Encore sous le choc, Guillaume demeura quelques instants dans sa voiture avant de sortir. Les yeux écarquillés par la surprise, il tenait son siège de ses deux mains et respirait très vite. Une fois calmé il sortit en pestant contre ce maudit chevreuil. Pourquoi avait-il eu l'idée de traverser juste devant sa voiture ? Il aurait très bien pu attendre un petit peu et traverser la route après ! Mais non... Il avait payé son impatience de sa vie, tant pis pour lui ! Vraiment il manquait plus que cela ! La journée ne pouvait pas se terminer plus mal encore ; il fallait qu'il soit retardé à cause de ça !

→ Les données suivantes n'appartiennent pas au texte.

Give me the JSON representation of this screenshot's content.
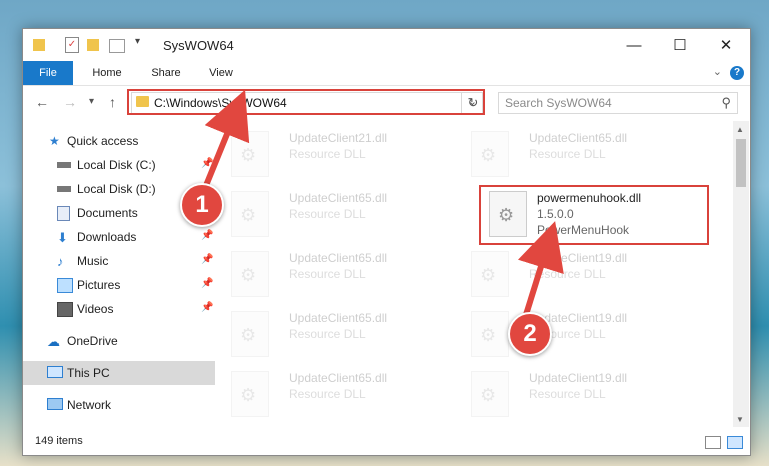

Il souffla d’énervement en passant devant sa voiture. Il espérait qu’elle n'ait rien de trop grave et qu'ainsi il pourrait repartir. C’est tout ce qui comptait pour l’instant. Il s'occuperait de l'animal plus tard. Il avait juste repéré l'endroit où il avait supposé que l'animal était tombé. De toute façon il ne pouvait maintenant plus rien pour lui.
Le chevreuil étant venu de la gauche, Guillaume s'empressa d'observer son bloc lumineux avant gauche. Il n'y avait pas grand-chose de ce côté. Par contre le pare-buffle et le bloc lumineux droit avaient pris un sacré coup. Le pare-buffle et le capot étaient enfoncés. La plaque d'immatriculation de la voiture pendait. Et le plastique du bloc lumineux était complètement détruit. Quel malheur ! Le jeune homme réussit à arracher d’un geste brusque la plaque. Il se disait qu’un peu plus ou un peu moins ne changerait plus rien. Par contre il savait qu'il ne pouvait rentrer comme cela, mais il ne voyait pas non plus quelle autre solution il avait. Pour sûr, demain matin il irait chez le garagiste et espérait que ce dernier pourrait le recevoir.
Le jeune homme s'était ensuite accroupit devant la voiture pour regarder par-dessous, lorsqu'il entendit un bruissement de feuilles au bord de la route. Il releva la tête, mais ne voyant rien qui puisse l'inquiéter outre mesure, reporta son attention sur la voiture.
Cinq minutes plus tard il se releva totalement. Il n'était pas très content d'être rentré dans ce chevreuil, mais était soulagé de savoir qu'il pourrait quand même repartir. Les pièces motrices n’étaient pas touchées et il y avait juste de la carrosserie à réparer. Il alla couper le contact et mettre les warning. Et le cœur un peu plus léger ainsi qu’une lampe de poche à la main, il se dirigea vers l'endroit qu'il avait repéré. La nuit était calme et l’air doux. Guillaume aurait tant aimé en profiter, mais il était quelque peu pressé de rentrer chez lui.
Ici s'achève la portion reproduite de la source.